Las horas han perdido su reloj.
VICENTE HUIDOBRO
Metamorfosis de una palabra
Es probable que nunca en la historia se hayan escrito tantos tratados, ensayos, teorías y análisis sobre la cultura como en nuestro tiempo. El hecho es tanto más sorprendente cuanto que la cultura, en el sentido que tradicionalmente se ha dado a este vocablo, está en nuestros días a punto de desaparecer. Y acaso haya desaparecido ya, discretamente vaciada de su contenido y éste reemplazado por otro, que desnaturaliza el que tuvo.
Este pequeño ensayo no aspira a abultar el elevado número de interpretaciones sobre la cultura contemporánea, sólo a dejar constancia de la metamorfosis que ha experimentado lo que se entendía aún por cultura cuando mi generación entró a la escuela o a la universidad y la abigarrada materia que la ha sustituido, una adulteración que parece haberse realizado con facilidad, en la aquiescencia general.
Antes de empezar mi propia argumentación al respecto, quisiera pasar revista, aunque sea somera, a algunos de los ensayos que en las últimas décadas abordaron este asunto desde perspectivas variadas, provocando a veces debates de alto vuelo intelectual y político. Aunque muy distintos entre sí y apenas una pequeña muestra de la abundante floración de las ideas y tesis que este tema ha inspirado, todos ellos tienen un denominador común pues coinciden en que la cultura atraviesa una crisis profunda y ha entrado en decadencia. El último de ellos, en cambio, habla de una nueva cultura edificada sobre las ruinas de la que ha venido a suplantar.
Comienzo esta revisión por el célebre y polémico pronunciamiento de T. S. Eliot. Aunque sólo han pasado poco más de sesenta años desde la publicación, en 1948, de su ensayo Notes Towards the Definition of Culture, cuando uno lo relee en nuestros días tiene la impresión de que se refiere a un mundo remotísimo, sin conexión con el presente.
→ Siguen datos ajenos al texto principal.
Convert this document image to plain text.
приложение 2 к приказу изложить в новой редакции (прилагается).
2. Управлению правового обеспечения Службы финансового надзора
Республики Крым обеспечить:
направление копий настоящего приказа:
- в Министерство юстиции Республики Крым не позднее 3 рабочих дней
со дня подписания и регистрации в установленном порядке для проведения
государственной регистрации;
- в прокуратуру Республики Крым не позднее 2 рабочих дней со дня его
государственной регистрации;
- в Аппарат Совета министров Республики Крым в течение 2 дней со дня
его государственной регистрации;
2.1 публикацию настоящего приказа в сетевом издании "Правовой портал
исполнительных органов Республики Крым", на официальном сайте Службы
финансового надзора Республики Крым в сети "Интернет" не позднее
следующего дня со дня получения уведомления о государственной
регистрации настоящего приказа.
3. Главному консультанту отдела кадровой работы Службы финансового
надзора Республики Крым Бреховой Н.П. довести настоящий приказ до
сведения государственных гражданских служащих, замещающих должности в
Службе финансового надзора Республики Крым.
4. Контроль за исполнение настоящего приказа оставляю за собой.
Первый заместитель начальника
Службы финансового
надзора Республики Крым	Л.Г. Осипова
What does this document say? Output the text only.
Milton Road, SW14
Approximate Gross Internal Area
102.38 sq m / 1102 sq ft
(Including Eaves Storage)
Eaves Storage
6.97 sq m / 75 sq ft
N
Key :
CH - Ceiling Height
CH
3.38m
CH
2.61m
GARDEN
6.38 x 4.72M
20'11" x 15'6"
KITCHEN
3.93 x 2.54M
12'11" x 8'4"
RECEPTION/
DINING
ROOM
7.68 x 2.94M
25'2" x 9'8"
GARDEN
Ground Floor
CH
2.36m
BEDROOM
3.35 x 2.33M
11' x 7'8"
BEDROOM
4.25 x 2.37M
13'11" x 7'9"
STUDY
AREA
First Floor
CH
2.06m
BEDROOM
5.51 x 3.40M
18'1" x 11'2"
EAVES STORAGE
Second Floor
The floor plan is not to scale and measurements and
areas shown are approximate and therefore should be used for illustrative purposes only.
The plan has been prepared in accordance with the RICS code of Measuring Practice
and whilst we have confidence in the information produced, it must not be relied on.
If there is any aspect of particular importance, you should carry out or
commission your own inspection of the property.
T. S. Eliot asegura que el propósito que lo guía es apenas definir el concepto de cultura, pero, en verdad, su ambición es más amplia y consiste, además de precisar lo que abraza esa palabra, en una crítica penetrante del sistema cultural de su tiempo, que, según él, se aparta cada vez más del modelo ideal que representó en el pasado. En una frase que entonces pudo parecer excesiva, añade: «Y no veo razón alguna por la cual la decadencia de la cultura no pueda continuar y no podamos anticipar un tiempo, de alguna duración, del que se pueda decir que carece de cultura»[1] (p. 19). (Adelantándome sobre el contenido de La civilización del espectáculo diré que ese tiempo es el nuestro.)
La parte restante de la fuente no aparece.